Website: https://sexualassault.georgetown.edu/resourcecenter

If you would prefer to speak to someone confidentially, Georgetown has a number of fully confidential professional resources that can provide support and assistance. These resources include: Health Education Services for Sexual Assault Response and Prevention: confidential email: sarp[at]georgetown.edu

Counseling and Psychiatric Services (CAPS): 202.687.6985 or after hours, call (833) 960-3006 to reach Fonemed, a telehealth service; individuals may ask for the on-call CAPS clinician

More information about reporting options and resources can be found on the Sexual Misconduct Website.

Provost’s Policy on Religious Observances

Georgetown University promotes respect for all religions.

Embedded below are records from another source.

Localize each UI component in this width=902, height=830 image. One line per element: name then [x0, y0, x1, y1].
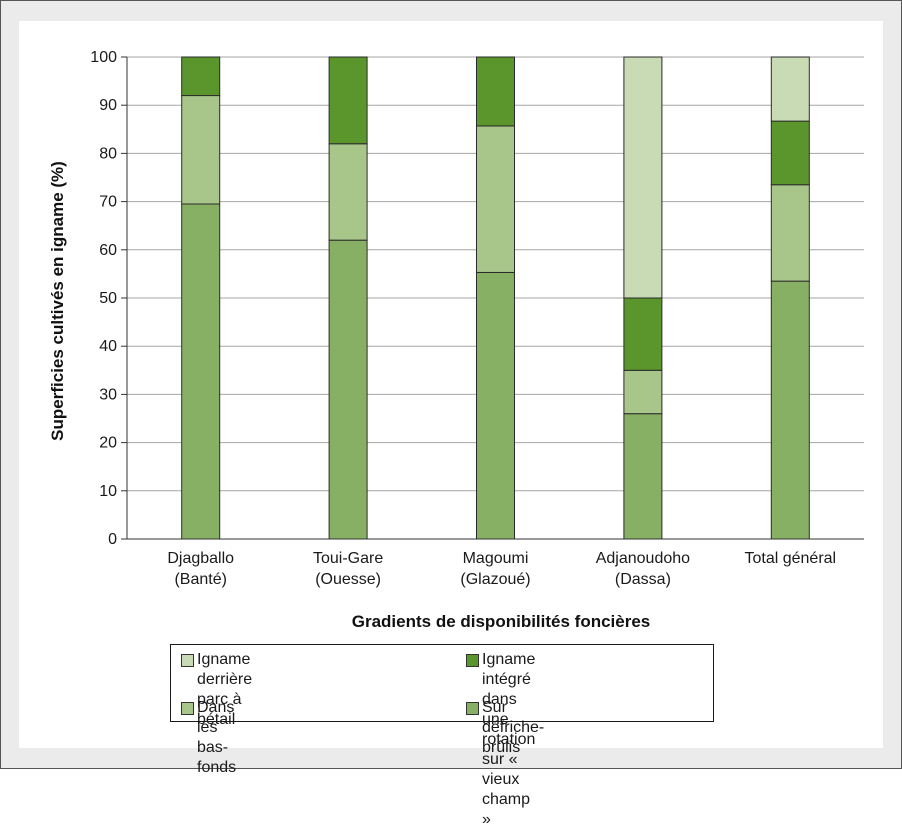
y-tick-label: 90	[99, 97, 117, 114]
x-category-label: (Ouesse)	[315, 571, 381, 588]
legend-swatch-vieux-champ	[466, 654, 479, 667]
plot-panel: 0 10 20 30 40 50 60 70 80 90 100 Djagballo (Banté) To…	[19, 21, 883, 828]
y-tick-label: 0	[108, 531, 117, 548]
x-category-label: Total général	[744, 550, 836, 567]
bar-segment-4-3	[770, 56, 810, 122]
bars	[181, 56, 810, 540]
bar-segment-2-1	[476, 125, 515, 273]
bar-segment-2-0	[476, 271, 515, 540]
x-category-label: Adjanoudoho	[596, 550, 690, 567]
y-tick-label: 30	[99, 386, 117, 403]
bar-segment-0-1	[181, 95, 221, 205]
legend-swatch-bas-fonds	[181, 702, 194, 715]
x-category-label: (Glazoué)	[460, 571, 530, 588]
bar-segment-3-3	[623, 56, 663, 299]
bar-segment-4-0	[770, 280, 810, 540]
y-tick-label: 40	[99, 338, 117, 355]
legend-label: Igname derrière parc à bétail	[197, 651, 253, 728]
labels: 0 10 20 30 40 50 60 70 80 90 100 Djagballo (Banté) To…	[90, 49, 836, 588]
legend-swatch-parc-betail	[181, 654, 194, 667]
y-axis-title: Superficies cultivés en igname (%)	[48, 161, 67, 441]
x-category-label: (Banté)	[174, 571, 226, 588]
legend-label: Dans les bas-fonds	[197, 699, 237, 776]
legend-swatch-defriche-brulis	[466, 702, 479, 715]
legend: Igname derrière parc à bétail Igname int…	[170, 644, 714, 828]
bar-segment-3-2	[623, 297, 663, 371]
bar-segment-3-1	[623, 369, 663, 415]
x-category-label: Djagballo	[167, 550, 234, 567]
bar-segment-3-0	[623, 413, 663, 540]
bar-segment-0-0	[181, 203, 221, 540]
x-axis-title: Gradients de disponibilités foncières	[352, 612, 651, 631]
x-category-label: Toui-Gare	[313, 550, 383, 567]
bar-segment-0-2	[181, 56, 221, 97]
bar-segment-1-1	[328, 143, 368, 241]
x-category-label: Magoumi	[463, 550, 529, 567]
legend-label: Sur défriche-brûlis	[482, 699, 545, 756]
y-tick-label: 70	[99, 194, 117, 211]
stacked-bar-chart: 0 10 20 30 40 50 60 70 80 90 100 Djagballo (Banté) To…	[48, 49, 864, 631]
bar-segment-1-0	[328, 239, 368, 540]
x-category-label: (Dassa)	[615, 571, 671, 588]
y-tick-label: 100	[90, 49, 117, 66]
y-tick-label: 50	[99, 290, 117, 307]
y-tick-label: 60	[99, 242, 117, 259]
bar-segment-4-1	[770, 184, 810, 282]
bar-segment-2-2	[476, 56, 515, 127]
bar-segment-4-2	[770, 120, 810, 186]
bar-segment-1-2	[328, 56, 368, 145]
y-tick-label: 80	[99, 145, 117, 162]
axes	[121, 56, 864, 540]
y-tick-label: 20	[99, 435, 117, 452]
y-tick-label: 10	[99, 483, 117, 500]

Any student who is unable to attend classes or to participate in any examination, presentation, or assignment on a given day because of the observance of a major religious holiday or related travel shall be excused and provided with the opportunity to make up, without unreasonable burden, any work that has been missed for this reason and shall not in any other way be penalized for the absence or rescheduled work. Students will remain responsible for all assigned work. Students should notify professors in writing at the beginning of the semester of religious observances that conflict with their classes. The Office of the Provost, in consultation with Campus Ministry and the Registrar, will publish, before classes begin for a given term, a list of major religious holidays likely to affect Georgetown students. The Provost and the Main Campus Executive Faculty encourage faculty to accommodate students whose bona fide religious observances in other ways impede normal participation in a course. Students who cannot be accommodated should discuss the matter with an advising dean.